1. 8
  1.  

  2. 6

    There are a few twitter or ex-twitter folks on lobsters, happy to answer questions about this.

    1. 4

      Were there any choices made in the mentioned 2012 architecture that were false starts, or have proven to be pain points, in the time since?

      1. 10

        Not really. The “Ugly” slide covers most of them, although some of them have gotten slightly better.

        One issue that isn’t covered is that because finagle was designed for RPC, it can be slightly awkward for streaming, even though many of our clients want to be able to use finagle for the other nice abstractions. Finagle is in large part about connection management, so it seems like we should be able to reuse a lot of that logic, but we’re still trying to work out some of the kinks in either:

        1. figuring out how to use the RPC-specific APIs for streaming
        2. figuring out how to provide an alternate API for streaming

        There are a few technologies which haven’t really scaled with us, that we’ve either had to modify, replace, or write sophisticated wrappers around. For example, very few services speak directly to redis, we have a cache service that sits in front of redis (that I don’t know a ton about) that almost all caches that need data structures use instead. We have a forked version of memcache and we found that Cassandra was different enough from our use case that it would be faster to implement something similar than to understand Cassandra well enough to change it to fit our needs.

        There’s still a tension between turning things into services or libraries, with a preference for services, but I think that will probably exist for a long time.

        Most of the rest of the choices have worked out well for us. The infrastructure is continuing to mature, but we’re beginning to be able to do very sophisticated things.

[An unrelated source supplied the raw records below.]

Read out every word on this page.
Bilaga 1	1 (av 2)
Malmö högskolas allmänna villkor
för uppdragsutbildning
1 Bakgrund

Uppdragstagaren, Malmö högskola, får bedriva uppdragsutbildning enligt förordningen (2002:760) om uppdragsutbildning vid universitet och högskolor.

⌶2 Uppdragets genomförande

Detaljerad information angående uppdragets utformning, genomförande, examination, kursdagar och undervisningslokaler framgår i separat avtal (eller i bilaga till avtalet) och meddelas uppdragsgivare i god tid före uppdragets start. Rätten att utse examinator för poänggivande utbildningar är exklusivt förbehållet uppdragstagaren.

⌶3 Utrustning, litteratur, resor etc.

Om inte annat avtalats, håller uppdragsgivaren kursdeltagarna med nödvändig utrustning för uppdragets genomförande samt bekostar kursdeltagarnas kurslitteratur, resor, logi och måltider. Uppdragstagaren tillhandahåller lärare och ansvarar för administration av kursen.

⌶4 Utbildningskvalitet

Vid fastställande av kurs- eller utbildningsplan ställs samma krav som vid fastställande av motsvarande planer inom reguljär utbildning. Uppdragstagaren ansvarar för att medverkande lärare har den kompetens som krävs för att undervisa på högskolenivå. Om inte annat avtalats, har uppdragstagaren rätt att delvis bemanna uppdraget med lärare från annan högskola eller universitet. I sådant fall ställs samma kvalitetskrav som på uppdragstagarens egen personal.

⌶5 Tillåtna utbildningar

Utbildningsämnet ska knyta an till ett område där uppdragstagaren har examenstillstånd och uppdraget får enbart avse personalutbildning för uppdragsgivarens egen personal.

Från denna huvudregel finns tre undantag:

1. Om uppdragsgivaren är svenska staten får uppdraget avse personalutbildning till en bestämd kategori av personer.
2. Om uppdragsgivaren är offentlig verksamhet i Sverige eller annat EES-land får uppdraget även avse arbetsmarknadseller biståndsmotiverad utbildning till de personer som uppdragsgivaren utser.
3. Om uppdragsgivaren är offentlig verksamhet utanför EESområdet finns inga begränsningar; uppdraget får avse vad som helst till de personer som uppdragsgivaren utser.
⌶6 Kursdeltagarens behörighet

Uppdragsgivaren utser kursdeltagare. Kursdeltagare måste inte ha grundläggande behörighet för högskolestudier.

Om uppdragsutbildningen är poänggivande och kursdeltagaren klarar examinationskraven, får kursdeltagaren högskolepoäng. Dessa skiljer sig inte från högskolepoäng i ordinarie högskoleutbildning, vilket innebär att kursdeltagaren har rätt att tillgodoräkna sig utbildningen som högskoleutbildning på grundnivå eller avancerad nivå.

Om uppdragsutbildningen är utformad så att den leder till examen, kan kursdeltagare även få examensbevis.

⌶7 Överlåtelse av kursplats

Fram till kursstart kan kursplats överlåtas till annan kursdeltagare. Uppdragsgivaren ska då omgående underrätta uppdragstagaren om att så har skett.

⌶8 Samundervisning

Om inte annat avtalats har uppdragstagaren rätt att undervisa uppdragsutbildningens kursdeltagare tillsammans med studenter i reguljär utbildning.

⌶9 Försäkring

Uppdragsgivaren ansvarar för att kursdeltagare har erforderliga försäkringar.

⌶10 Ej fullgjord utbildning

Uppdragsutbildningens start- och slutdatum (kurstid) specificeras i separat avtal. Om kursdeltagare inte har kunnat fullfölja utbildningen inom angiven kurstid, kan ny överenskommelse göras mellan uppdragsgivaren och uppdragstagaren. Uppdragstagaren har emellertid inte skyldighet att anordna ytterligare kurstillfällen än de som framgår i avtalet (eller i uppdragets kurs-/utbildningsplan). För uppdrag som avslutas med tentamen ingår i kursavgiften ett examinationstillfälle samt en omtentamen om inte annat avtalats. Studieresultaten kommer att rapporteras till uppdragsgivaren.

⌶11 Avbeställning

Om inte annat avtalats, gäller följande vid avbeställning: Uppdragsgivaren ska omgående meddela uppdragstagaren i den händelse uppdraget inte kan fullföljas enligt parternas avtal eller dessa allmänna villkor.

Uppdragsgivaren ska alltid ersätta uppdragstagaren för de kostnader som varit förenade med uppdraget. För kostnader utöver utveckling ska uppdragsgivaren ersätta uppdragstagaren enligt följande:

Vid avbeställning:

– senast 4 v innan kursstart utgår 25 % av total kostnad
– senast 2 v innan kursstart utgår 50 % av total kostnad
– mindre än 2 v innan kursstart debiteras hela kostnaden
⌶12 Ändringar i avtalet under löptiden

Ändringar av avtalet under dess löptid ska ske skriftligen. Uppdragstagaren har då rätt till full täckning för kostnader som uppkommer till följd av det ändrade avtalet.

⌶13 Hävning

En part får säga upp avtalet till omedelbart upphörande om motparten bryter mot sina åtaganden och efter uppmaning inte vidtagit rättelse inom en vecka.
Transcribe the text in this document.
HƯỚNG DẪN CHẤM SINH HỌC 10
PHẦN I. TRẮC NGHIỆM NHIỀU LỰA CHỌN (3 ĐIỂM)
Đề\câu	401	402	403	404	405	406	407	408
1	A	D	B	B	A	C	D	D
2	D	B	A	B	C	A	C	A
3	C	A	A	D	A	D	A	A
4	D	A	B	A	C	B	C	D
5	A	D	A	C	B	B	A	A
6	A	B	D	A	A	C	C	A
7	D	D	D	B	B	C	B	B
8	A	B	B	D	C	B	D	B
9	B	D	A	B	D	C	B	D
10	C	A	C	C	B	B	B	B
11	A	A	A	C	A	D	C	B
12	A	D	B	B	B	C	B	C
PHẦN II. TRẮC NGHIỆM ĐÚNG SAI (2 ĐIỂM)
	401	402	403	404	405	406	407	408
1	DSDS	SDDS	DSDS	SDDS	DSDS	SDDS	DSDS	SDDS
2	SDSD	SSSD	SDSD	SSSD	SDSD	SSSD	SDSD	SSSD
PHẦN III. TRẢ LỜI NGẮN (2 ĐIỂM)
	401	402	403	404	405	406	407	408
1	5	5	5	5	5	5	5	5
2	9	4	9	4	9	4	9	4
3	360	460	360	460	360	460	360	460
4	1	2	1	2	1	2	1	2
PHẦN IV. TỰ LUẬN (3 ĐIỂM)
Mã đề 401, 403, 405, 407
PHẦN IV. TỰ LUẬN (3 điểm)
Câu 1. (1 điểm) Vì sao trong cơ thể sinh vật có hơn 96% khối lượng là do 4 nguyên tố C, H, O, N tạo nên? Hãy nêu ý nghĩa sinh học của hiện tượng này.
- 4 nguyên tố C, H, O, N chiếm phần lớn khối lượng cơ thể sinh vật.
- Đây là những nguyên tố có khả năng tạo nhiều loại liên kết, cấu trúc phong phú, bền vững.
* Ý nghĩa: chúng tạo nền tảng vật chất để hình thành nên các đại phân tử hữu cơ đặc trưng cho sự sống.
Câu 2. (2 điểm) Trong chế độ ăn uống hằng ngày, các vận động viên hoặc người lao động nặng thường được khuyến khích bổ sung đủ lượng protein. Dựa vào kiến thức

        One thing about having a consistent system is that queries of death can sometimes propagate down the system, and because all services share the implementation, they suffer from the same problem. This means that if a service goes out with a bug, that can put it in a bad state, and lets it put services it makes requests to in the same bad state, you can easily take down large swathes of the website. This is both nice, because it means that the entire system can adjust very quickly, and react instantaneously, but is also very dangerous. RFC 3439 advises against allowing local changes to cause global effects:

        An important method for reducing amplification is ensure that local changes have only local effect (this is as opposed to systems in which local changes have global effect).

        This has caused a few missteps, but we’ve seen enough benefit that we think it’s OK. Also, since we’re centralized, unlike the internet, fixing problems is much easier for us.

        1. 5

          Great response. Thanks!